Summer training also includes training on trampolines, diving boards, and other acrobatic or gymnastic training apparatus.

=== Mogul skiing ===

Moguls are a series of bumps on a trail formed when skiers push the snow into mounds or piles as they execute short-radius turns. Moguls can also be formed deliberately, by piling mounds of snow. In competitions, athletes are judged on their technique as well as on their speed by mastering the bumps in a calm yet aggressive way. Usually, there are two jumps. In the early days, the location was chosen by the competitors. Since the mid-1980s, these jumps have become part of the official slope. While, at the beginning, only upright jumps were allowed, from the mid-1990s onward flips were added as an option. Moguls has become part of the Olympics since 1992. Canadian athlete Alexandre Bilodeau has won the Gold Medal twice: 2010 and 2014.

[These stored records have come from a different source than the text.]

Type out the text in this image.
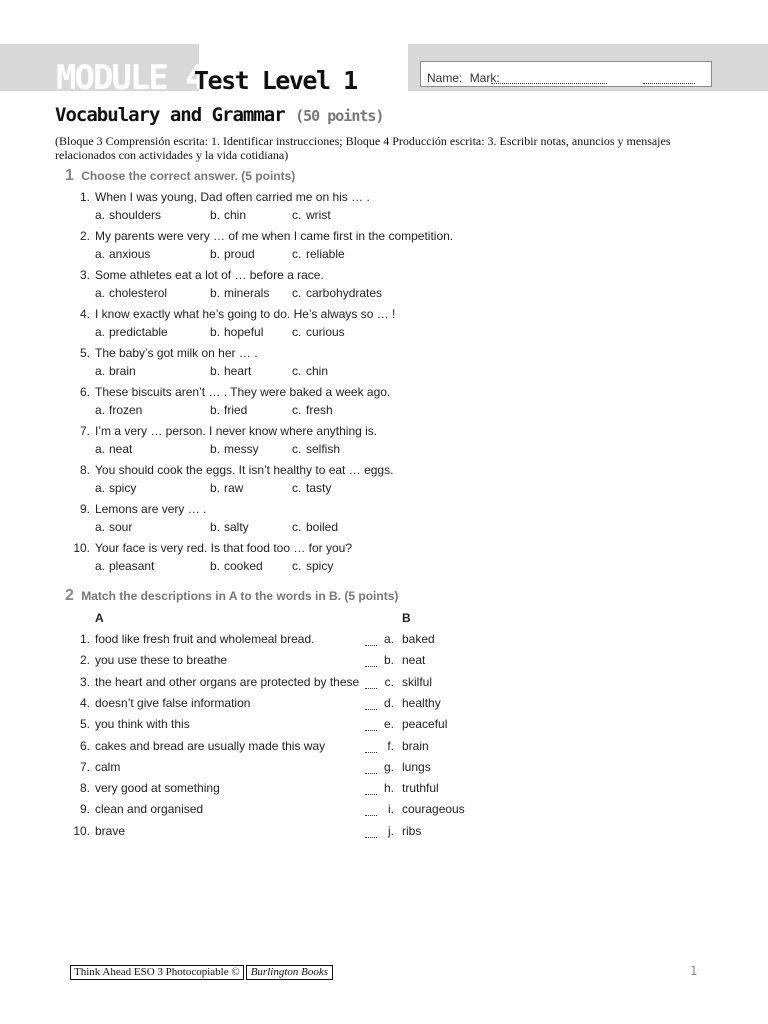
MODULE 4
Test Level 1	Name: Mark:
Vocabulary and Grammar (50 points)
(Bloque 3 Comprensión escrita: 1. Identificar instrucciones; Bloque 4 Producción escrita: 3. Escribir notas, anuncios y mensajes relacionados con actividades y la vida cotidiana)
1 Choose the correct answer. (5 points)
1. When I was young, Dad often carried me on his … .
a. shoulders	b. chin	c. wrist
2. My parents were very … of me when I came first in the competition.
a. anxious	b. proud	c. reliable
3. Some athletes eat a lot of … before a race.
a. cholesterol	b. minerals c. carbohydrates
4. I know exactly what he’s going to do. He’s always so … !
a. predictable	b. hopeful c. curious
5. The baby’s got milk on her … .
a. brain	b. heart	c. chin
6. These biscuits aren’t … . They were baked a week ago.
a. frozen	b. fried	c. fresh
7. I’m a very … person. I never know where anything is.
a. neat	b. messy	c. selfish
8. You should cook the eggs. It isn’t healthy to eat … eggs.
a. spicy	b. raw	c. tasty
9. Lemons are very … .
a. sour	b. salty	c. boiled
10. Your face is very red. Is that food too … for you?
a. pleasant	b. cooked c. spicy
2 Match the descriptions in A to the words in B. (5 points)
A	B
1. food like fresh fruit and wholemeal bread.	a. baked
2. you use these to breathe	b. neat
3. the heart and other organs are protected by these	c. skilful
4. doesn’t give false information	d. healthy
5. you think with this	e. peaceful
6. cakes and bread are usually made this way	f. brain
7. calm	g. lungs
8. very good at something	h. truthful
9. clean and organised	i. courageous
10. brave	j. ribs
Think Ahead ESO 3 Photocopiable ©	Burlington Books	1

=== Ski ballet (Acroski) ===

Ski ballet, later renamed acroski (or "acro"), was a competitive discipline in the formative years of freestyle skiing. Competitors devised routines lasting 3 to 5 minutes and executed to music. The routines consisted of spins, jumps, and flips on a prepared flat course. For a short period of time in the 1980s, there were also pair ballet competitions, a variation of ballet, where two people performed tricks that not only included spins, jumps and leg crossing but also lifts and synchronic movements, and was similar to ice dancing. The routines were scored by judges who assessed the choreography, technical difficulty, and mastery of skills demonstrated by the competitors. Early innovators in the sport were American Jan Bucher, Park Smalley, Swiss Conny Kissling and German Hermann Reitberger. The first skier who performed a one handed pole flip in a world cup competition was German Richard Schabl in the early 1980s. Acroski was part of the demonstration at the 1988 Winter Olympics in Calgary. The International Ski Federation ceased all formal competition of this event after 2000, because they focused making both aerials (1990) and moguls (1992) Olympic disciplines.

=== Ski cross ===

Ski cross is based on the snowboarding boardercross. Despite it being a timed racing event, it is often considered part of freestyle skiing because it incorporates terrain features traditionally found in freestyle.

=== Halfpipe skiing ===

Halfpipe skiing is the sport of riding snow skis on a half-pipe. Competitors gradually ski to the end of the pipe by doing flips and tricks. It became an Olympic event for the first time at the 2014 Olympic Games in Sochi, Russia.

=== Slopestyle ===

In slopestyle, athletes ski or snowboard down a course covered in a variety of obstacles including rails, jumps, and other terrain park features. Points are scored for amplitude, originality and quality of tricks. Twin-tip skis are used and are particularly useful if the skier lands backwards. Slopestyle tricks fall mainly into four categories: spins, grinds, grabs and flips. Slopestyle became an Olympic event, in both skiing and snowboarding forms, at the 2014 Winter Games in Sochi, Russia.

== Equipment ==
Twin-tip skis are used in events such as slopestyle and halfpipe. Mogul skis are used in moguls and sometimes in aerials. Specially designed racing skis are used in ski cross. Ski bindings underwent a major design change to include plate bindings mounted to the bottom of the skier's boot, to allow for multi-directional release. Ski poles are a staple in the all aspects of freestyle skiing; however, slopestyle athletes have more recently opted to ski without them in order to free their hands for grabs and other personal preferences in their riding.